Betroffene:Ist mein Implantat sicher?

"Woher weiß ich, dass es sich dabei um das richtige Modell für mich handelt", fragt eine Leserin am SZ-Lesertelefon über ihr Implantat. Aus den zahlreichen Reaktionen der Betroffenen sprechen Sorge, Ungewissheit und Dankbarkeit.

Von Werner Bartens und Katrin Langhans

"Vor sechs Wochen habe ich ein künstliches Hüftgelenk bekommen. Woher weiß ich, dass es sich dabei um das richtige Modell für mich handelt?", fragt die Anruferin. Man hört ihr die Verunsicherung an. Sie ist 68 Jahre alt und weiß nicht, ob das Implantat in ihrem Körper hält, was sie sich davon verspricht - und was ihr versprochen wurde. "Im Januar soll ich operiert werden, ein neues Knie", sagt eine 73-jährige Dame am Telefon. "Der Arzt ist mir zwar sehr sympathisch, aber jetzt habe ich nicht nur Angst vor dem Eingriff, sondern bin auch beunruhigt, was er mir da wohl einbauen wird." Eigentlich vertraue sie ihm ja, aber jetzt werde sie den Doktor nochmals fragen, warum er sich gerade für dieses Modell entschieden habe.

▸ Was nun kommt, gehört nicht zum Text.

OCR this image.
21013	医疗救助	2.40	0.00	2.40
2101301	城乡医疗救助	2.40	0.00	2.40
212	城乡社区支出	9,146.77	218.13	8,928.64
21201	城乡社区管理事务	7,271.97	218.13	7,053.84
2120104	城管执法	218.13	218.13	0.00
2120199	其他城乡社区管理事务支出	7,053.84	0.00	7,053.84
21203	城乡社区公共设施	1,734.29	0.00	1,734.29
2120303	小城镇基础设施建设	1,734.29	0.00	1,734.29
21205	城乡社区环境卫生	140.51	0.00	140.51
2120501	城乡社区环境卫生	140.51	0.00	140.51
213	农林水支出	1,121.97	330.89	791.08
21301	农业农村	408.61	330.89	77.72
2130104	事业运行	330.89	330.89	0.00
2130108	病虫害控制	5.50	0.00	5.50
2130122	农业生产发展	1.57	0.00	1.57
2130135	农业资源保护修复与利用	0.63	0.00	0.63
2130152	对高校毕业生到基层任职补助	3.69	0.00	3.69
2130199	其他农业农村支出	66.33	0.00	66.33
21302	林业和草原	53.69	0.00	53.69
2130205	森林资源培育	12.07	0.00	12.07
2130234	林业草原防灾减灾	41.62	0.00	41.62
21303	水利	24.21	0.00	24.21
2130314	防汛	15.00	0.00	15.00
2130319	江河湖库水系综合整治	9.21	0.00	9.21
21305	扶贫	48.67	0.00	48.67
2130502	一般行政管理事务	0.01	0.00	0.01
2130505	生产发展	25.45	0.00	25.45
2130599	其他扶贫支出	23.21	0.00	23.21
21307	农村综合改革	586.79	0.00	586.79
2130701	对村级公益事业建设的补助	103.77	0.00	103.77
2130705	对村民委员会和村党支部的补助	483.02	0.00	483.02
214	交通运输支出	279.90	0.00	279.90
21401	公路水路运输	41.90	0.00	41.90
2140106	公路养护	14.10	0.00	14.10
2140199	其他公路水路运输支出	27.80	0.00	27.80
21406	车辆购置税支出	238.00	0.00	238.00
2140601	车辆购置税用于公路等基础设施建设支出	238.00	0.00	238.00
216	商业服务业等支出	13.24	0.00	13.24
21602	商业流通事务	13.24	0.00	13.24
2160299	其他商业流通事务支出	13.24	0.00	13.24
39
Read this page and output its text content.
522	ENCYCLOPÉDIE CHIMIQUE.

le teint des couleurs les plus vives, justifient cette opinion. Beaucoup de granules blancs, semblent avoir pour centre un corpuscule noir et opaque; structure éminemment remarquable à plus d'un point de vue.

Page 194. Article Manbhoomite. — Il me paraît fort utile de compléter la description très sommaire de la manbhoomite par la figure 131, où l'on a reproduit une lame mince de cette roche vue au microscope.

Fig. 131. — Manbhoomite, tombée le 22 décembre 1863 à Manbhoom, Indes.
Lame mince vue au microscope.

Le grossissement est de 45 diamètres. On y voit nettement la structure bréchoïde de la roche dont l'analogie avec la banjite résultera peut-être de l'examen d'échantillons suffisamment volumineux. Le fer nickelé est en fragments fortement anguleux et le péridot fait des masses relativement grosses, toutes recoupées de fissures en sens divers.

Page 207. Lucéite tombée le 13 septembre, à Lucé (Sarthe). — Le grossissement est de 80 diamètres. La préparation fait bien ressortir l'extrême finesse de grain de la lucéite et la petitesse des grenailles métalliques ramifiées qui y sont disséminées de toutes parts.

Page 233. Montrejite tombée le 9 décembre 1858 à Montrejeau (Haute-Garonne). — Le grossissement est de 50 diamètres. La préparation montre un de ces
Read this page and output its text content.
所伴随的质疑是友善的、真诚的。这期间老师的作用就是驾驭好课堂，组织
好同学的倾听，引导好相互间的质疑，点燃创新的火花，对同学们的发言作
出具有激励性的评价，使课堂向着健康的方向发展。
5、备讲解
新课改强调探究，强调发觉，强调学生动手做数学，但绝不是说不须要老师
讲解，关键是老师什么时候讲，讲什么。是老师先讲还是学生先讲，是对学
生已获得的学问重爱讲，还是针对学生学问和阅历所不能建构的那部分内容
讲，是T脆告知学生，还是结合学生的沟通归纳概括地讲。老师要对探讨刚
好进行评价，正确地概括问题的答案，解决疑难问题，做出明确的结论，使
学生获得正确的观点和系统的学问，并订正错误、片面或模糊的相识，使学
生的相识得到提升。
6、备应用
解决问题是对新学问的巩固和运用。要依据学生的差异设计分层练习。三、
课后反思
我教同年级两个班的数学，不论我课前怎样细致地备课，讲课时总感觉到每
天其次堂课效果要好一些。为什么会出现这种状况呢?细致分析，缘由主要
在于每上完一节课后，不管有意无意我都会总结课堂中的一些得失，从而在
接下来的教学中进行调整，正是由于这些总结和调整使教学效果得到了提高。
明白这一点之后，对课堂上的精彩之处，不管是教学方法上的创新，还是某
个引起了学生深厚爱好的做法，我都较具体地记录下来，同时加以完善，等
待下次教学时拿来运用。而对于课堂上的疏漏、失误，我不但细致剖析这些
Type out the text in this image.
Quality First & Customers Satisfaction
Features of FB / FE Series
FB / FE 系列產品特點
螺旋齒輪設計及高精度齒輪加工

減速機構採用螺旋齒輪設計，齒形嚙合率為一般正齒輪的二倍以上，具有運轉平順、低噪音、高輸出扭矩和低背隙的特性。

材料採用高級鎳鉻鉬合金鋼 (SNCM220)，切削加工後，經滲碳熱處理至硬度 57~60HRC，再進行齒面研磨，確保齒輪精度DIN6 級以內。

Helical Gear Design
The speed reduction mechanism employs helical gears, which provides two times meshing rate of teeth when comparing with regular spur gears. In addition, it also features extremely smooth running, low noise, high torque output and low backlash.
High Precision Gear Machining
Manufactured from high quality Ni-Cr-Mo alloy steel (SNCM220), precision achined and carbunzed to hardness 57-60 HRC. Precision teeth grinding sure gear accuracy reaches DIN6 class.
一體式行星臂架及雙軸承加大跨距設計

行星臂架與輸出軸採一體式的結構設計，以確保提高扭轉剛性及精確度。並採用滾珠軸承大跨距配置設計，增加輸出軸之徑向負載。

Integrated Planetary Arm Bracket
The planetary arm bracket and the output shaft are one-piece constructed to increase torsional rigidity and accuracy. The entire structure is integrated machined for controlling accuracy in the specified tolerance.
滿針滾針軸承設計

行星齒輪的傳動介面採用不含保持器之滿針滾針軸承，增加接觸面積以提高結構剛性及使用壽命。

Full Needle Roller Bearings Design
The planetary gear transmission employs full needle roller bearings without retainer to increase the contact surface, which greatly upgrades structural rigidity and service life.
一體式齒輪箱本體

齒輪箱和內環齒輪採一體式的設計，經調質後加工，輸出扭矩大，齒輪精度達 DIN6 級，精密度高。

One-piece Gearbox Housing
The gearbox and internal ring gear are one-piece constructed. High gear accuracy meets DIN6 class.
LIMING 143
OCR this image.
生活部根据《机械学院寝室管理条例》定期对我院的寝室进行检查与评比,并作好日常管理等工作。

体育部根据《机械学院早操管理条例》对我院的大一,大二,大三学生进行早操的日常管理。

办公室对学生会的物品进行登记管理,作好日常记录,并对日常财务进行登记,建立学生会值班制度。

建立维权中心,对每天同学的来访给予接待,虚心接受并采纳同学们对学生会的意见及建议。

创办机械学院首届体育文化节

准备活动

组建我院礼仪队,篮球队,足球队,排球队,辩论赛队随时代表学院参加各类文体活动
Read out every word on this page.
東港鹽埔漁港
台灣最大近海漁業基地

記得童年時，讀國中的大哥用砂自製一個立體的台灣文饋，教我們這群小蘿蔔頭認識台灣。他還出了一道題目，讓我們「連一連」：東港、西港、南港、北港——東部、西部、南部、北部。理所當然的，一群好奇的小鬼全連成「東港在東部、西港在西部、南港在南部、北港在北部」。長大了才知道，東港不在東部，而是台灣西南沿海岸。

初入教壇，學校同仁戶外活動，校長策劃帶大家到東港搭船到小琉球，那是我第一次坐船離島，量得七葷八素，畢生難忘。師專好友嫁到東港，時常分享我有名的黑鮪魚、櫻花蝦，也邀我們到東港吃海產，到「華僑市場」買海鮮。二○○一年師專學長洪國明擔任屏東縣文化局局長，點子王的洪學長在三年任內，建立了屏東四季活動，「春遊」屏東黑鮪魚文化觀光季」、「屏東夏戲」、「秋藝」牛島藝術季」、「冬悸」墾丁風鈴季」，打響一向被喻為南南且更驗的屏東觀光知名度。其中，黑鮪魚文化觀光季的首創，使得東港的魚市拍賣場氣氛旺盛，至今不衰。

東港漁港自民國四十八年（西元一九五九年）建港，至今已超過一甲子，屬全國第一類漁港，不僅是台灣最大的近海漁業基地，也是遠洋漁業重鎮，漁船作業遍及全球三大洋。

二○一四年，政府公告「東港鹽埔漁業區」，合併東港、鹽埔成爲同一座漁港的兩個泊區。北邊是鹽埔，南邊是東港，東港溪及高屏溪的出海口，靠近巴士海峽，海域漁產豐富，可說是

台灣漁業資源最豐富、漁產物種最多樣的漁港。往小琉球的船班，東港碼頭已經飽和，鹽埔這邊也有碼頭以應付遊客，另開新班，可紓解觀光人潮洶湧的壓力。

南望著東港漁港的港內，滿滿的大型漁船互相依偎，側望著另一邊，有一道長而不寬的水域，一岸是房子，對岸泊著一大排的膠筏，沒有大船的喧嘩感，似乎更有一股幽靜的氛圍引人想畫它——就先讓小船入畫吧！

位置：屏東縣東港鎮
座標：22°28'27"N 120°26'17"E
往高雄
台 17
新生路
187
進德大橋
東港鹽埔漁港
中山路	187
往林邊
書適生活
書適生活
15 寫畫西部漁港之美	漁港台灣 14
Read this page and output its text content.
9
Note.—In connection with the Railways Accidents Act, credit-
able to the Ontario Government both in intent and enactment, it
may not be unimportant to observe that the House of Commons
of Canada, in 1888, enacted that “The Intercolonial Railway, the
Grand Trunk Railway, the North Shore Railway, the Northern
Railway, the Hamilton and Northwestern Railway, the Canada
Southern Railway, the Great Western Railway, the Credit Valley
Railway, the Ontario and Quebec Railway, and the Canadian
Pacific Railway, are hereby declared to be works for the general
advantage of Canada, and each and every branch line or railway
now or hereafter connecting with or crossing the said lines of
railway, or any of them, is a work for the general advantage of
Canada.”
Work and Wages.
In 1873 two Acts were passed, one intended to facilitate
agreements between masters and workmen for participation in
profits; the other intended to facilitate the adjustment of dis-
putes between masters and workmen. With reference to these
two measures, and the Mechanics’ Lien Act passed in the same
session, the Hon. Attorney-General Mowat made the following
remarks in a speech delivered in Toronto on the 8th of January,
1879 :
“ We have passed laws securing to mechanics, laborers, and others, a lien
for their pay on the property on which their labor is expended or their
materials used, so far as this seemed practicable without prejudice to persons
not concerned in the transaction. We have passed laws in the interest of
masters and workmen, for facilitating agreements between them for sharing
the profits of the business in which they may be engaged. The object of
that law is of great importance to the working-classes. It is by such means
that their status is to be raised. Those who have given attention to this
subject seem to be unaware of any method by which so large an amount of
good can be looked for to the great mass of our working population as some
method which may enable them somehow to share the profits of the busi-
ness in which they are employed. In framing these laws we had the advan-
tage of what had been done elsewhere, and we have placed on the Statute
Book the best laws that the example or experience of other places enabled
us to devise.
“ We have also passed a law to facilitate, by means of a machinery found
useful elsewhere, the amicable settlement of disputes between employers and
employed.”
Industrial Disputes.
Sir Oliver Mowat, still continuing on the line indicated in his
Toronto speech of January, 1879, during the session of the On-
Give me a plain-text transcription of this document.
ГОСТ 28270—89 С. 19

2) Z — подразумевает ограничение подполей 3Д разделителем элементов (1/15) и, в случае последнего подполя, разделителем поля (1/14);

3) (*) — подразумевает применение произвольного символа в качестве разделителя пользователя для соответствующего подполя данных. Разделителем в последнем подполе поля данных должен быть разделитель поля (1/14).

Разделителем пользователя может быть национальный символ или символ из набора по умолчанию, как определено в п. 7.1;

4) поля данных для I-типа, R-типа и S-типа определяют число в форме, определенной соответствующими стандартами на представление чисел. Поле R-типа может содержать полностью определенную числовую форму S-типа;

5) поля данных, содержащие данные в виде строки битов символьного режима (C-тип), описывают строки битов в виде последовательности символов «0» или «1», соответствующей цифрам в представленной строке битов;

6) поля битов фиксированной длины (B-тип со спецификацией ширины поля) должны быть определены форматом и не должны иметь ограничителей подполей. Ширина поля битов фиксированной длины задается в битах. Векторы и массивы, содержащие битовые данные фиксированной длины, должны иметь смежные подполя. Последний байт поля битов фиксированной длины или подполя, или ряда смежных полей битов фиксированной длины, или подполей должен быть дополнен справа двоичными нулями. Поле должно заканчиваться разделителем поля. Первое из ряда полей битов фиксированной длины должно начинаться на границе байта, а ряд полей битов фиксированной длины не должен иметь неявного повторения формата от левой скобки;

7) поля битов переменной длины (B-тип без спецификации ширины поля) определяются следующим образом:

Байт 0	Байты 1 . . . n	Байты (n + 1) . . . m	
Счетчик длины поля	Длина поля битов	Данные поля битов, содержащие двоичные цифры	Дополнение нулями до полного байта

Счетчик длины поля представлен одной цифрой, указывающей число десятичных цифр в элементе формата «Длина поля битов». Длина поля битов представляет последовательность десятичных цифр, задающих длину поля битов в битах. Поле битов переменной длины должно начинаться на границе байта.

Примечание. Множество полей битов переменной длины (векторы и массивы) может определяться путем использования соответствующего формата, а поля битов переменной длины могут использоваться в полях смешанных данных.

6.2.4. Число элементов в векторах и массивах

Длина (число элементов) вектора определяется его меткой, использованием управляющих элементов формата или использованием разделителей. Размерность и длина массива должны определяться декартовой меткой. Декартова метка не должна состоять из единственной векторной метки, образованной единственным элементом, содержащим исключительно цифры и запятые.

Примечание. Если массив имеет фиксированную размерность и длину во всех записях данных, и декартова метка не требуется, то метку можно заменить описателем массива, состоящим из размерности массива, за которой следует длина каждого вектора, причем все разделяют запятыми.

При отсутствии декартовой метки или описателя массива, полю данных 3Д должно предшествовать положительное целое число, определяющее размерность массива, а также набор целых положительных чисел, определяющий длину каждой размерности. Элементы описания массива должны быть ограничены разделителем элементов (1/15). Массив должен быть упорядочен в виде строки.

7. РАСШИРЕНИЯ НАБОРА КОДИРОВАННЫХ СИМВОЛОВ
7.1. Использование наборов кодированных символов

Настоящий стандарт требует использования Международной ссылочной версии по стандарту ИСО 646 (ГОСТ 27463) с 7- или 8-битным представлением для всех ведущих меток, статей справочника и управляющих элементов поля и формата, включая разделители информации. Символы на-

Mehr als jeweils 100 Anfragen wurden am Montag und Mittwoch am SZ-Lesertelefon beantwortet. Zusätzlich erreichten die Redaktion mehr als 170 E-Mails zum Thema Implantate. Viele Patienten schilderten ihre Leidensgeschichten. Eine junge Frau etwa berichtete, dass sie nach einer missglückten Operation vor einigen Jahren nun dauerhafte Schmerzpatientin sei: "Mein Leben hat sich drastisch verändert, meine Ehe ist darüber zerbrochen, ich bin in die Armut gerutscht", schrieb die Frau, die gerne anonym bleiben möchte.

Ein Großteil der Patienten war verunsichert, viele wollten wissen: Ist mein Produkt sicher? Gibt es andere Betroffene, die ebenfalls Schmerzen leiden?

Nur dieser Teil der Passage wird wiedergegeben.